Certes, la pilule permettrait par ailleurs d’éviter d’autres cancers (celui de l’ovaire et de l’endomètre), mais ce n’est tout de même pas rassurant.

Et il y a encore un sujet dont personne ne parle : celui des suicides causés par la pilule.

Suicidées parce qu’elles ont pris la pilule avant 19 ans

Ce sont des études danoises qui ont révélé l’ampleur du désastre.

La première, publiée dans le JAMA Psychiatry, a montré que la pilule augmente nettement le risque de dépression sérieuse[3].

Ainsi, les femmes qui commencent à prendre la pilule combinée ont 70 % de risque en plus d’être placées sous antidépresseurs (souvent dès les 6 premiers mois).

Ce sont les adolescentes de 15 à 19 ans qui sont les plus touchées par ce risque de dépression.

La seconde étude, sur les suicides, a été publiée en 2017 dans American Journal of Psychiatry[4].

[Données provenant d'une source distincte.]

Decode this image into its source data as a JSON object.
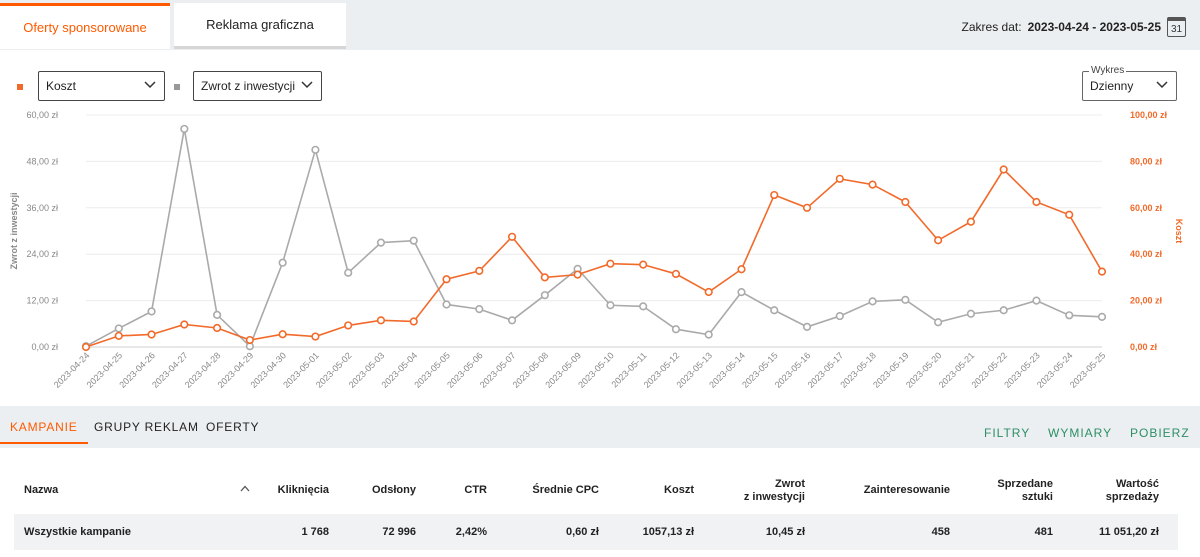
{
  "tabs": [
    {
      "label": "Oferty sponsorowane"
    },
    {
      "label": "Reklama graficzna"
    }
  ],
  "date_range": {
    "label": "Zakres dat:",
    "value": "2023-04-24 - 2023-05-25",
    "calendar_day": "31"
  },
  "controls": {
    "metric1": "Koszt",
    "metric2": "Zwrot z inwestycji",
    "granularity_label": "Wykres",
    "granularity": "Dzienny"
  },
  "colors": {
    "cost": "#f26a2a",
    "roi": "#aaaaaa",
    "accent": "#ff5a00",
    "green": "#2c8f65"
  },
  "chart_data": {
    "type": "line",
    "x": [
      "2023-04-24",
      "2023-04-25",
      "2023-04-26",
      "2023-04-27",
      "2023-04-28",
      "2023-04-29",
      "2023-04-30",
      "2023-05-01",
      "2023-05-02",
      "2023-05-03",
      "2023-05-04",
      "2023-05-05",
      "2023-05-06",
      "2023-05-07",
      "2023-05-08",
      "2023-05-09",
      "2023-05-10",
      "2023-05-11",
      "2023-05-12",
      "2023-05-13",
      "2023-05-14",
      "2023-05-15",
      "2023-05-16",
      "2023-05-17",
      "2023-05-18",
      "2023-05-19",
      "2023-05-20",
      "2023-05-21",
      "2023-05-22",
      "2023-05-23",
      "2023-05-24",
      "2023-05-25"
    ],
    "series": [
      {
        "name": "Zwrot z inwestycji",
        "axis": "left",
        "values": [
          0.2,
          4.8,
          9.2,
          56.4,
          8.3,
          0.2,
          21.8,
          51.0,
          19.2,
          27.0,
          27.5,
          11.0,
          9.8,
          6.9,
          13.4,
          20.2,
          10.8,
          10.5,
          4.6,
          3.2,
          14.2,
          9.5,
          5.2,
          8.0,
          11.8,
          12.2,
          6.4,
          8.6,
          9.5,
          12.0,
          8.2,
          7.8
        ]
      },
      {
        "name": "Koszt",
        "axis": "right",
        "values": [
          0.0,
          4.8,
          5.4,
          9.7,
          8.2,
          3.0,
          5.5,
          4.5,
          9.3,
          11.5,
          11.0,
          29.2,
          32.8,
          47.5,
          30.0,
          31.2,
          35.9,
          35.5,
          31.5,
          23.7,
          33.5,
          65.5,
          60.0,
          72.5,
          70.0,
          62.5,
          46.0,
          54.0,
          76.5,
          62.5,
          57.0,
          32.5
        ]
      }
    ],
    "y_left": {
      "label": "Zwrot z inwestycji",
      "min": 0,
      "max": 60,
      "ticks": [
        "0,00 zł",
        "12,00 zł",
        "24,00 zł",
        "36,00 zł",
        "48,00 zł",
        "60,00 zł"
      ]
    },
    "y_right": {
      "label": "Koszt",
      "min": 0,
      "max": 100,
      "ticks": [
        "0,00 zł",
        "20,00 zł",
        "40,00 zł",
        "60,00 zł",
        "80,00 zł",
        "100,00 zł"
      ]
    }
  },
  "subtabs": [
    "KAMPANIE",
    "GRUPY REKLAM",
    "OFERTY"
  ],
  "actions": [
    "FILTRY",
    "WYMIARY",
    "POBIERZ"
  ],
  "table": {
    "headers": {
      "name": "Nazwa",
      "clicks": "Kliknięcia",
      "views": "Odsłony",
      "ctr": "CTR",
      "cpc": "Średnie CPC",
      "cost": "Koszt",
      "roi_1": "Zwrot",
      "roi_2": "z inwestycji",
      "interest": "Zainteresowanie",
      "sold_1": "Sprzedane",
      "sold_2": "sztuki",
      "value_1": "Wartość",
      "value_2": "sprzedaży"
    },
    "total": {
      "name": "Wszystkie kampanie",
      "clicks": "1 768",
      "views": "72 996",
      "ctr": "2,42%",
      "cpc": "0,60 zł",
      "cost": "1057,13 zł",
      "roi": "10,45 zł",
      "interest": "458",
      "sold": "481",
      "value": "11 051,20 zł"
    }
  }
}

Les chercheurs ont examiné la totalité des tentatives de suicide chez les jeunes femmes danoises, entre 1996 et 2013.

Et ils ont découvert que les femmes sous contraceptif hormonal ont deux fois plus de risques de faire une tentative de suicide que les autres.

Encore pire : le nombre de suicides « réussis » est 3 fois plus élevé chez les femmes sous hormones artificielles.

Et là encore, ce sont les femmes de 15 à 19 ans qui sont le plus souvent victimes.

C’est terrible, car il y a une omerta sur ce sujet.

Il y a encore des médecins et gynécologues qui disent aux femmes que leur déprime est « dans leur tête » et n’a « rien à voir » avec la pilule.

Quant au gouvernement français, il a décidé de rembourser à 100 % la pilule pour les mineures de 15 à 18 ans – plutôt que de les encourager à essayer d’autres moyens de contraception !

La pilule contraceptive est souvent présentée comme l’histoire de la « libération » des femmes.

Mais c’est aussi l’histoire d’un grave mensonge : comme pour tant d’autres médicaments, on n’a jamais dit aux femmes les risques réels qu’elles prenaient.

Alors n’hésitez pas à faire passer cette lettre autour de vous, pour que la jeune génération soit au courant.

Les femmes ont le droit de prendre leurs décisions en connaissance de cause.